The cause of war (of mutual destruction or self-destruction) is evil—not occasional, but sustained—stemming from weapons, which harbor ill intent or a purpose of harm, and act through their power, their threat. They determine outcomes through the projection of harm even before harm itself is inflicted.

Thus, the victim—the one targeted—has no choice but to submit to the will of the one who aims and to serve them by reinforcing their weapon (which necessarily becomes their priority), or to confront them with other weapons and organize in the same way: as an incorporated weapon in a hierarchical mode.

That incorporated weapon is the state, which obstructs humanity, freedom, and truth—a system (of states or armed units) in which Humanity has inevitably lived up to the present, since disarmament can only be universal, something impossible in a world that is unknown and disconnected.

Therefore, the state is understandable—but it must also be overcome. The shape of peace is inclusive decision-making that prevents and avoids the intention of harm and seeks only the common good—something that is now possible, and for which we propose the reform of the UN, so that it may cease to be a useless forum of states and become the instrument of Humanity.

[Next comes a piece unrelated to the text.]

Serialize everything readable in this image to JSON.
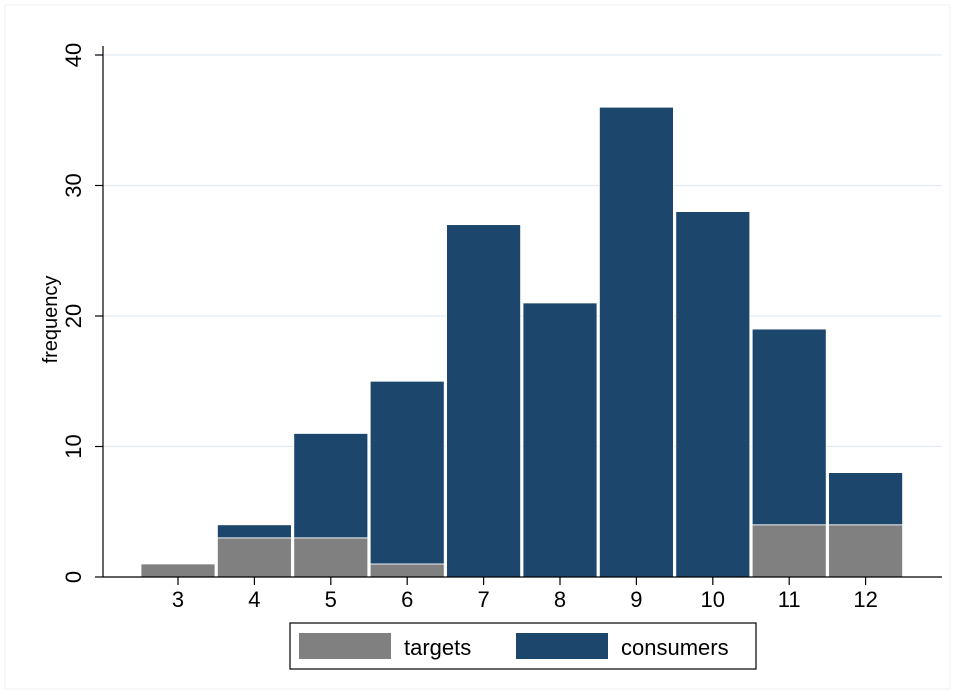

This reform must begin from our shared humanity (not from the state, or from our citizenship or nationality—our belonging to the state), because it is our humanity that (beyond the law) identifies evil in the (power of the) weapon.

It is humanity that puts us in the place of the other, without deceiving ourselves with appearances (human beings are equal, friends—let no one be fooled, whether we wear turbans or hats), and it leads us to eliminate evil (which is common, equally harmful to all) by disarming universally.

Disarmament and human development are two sides of the same coin. Just as disarmament cannot be anything but universal (a unilateral disarmament or a peaceful, humane attitude is equivalent to surrender or defeat), development too must be human, universal, and must prioritize meeting human needs and integrating the most disadvantaged—before enhancing our capabilities.

The reform of the UN consists in the universal agreement for Humanity to jointly cease its service to weapons: through ceasefires and by halting all forms of weapons development. And that is already human development, because only the weapon separates and deceives us—it strips us of our humanity.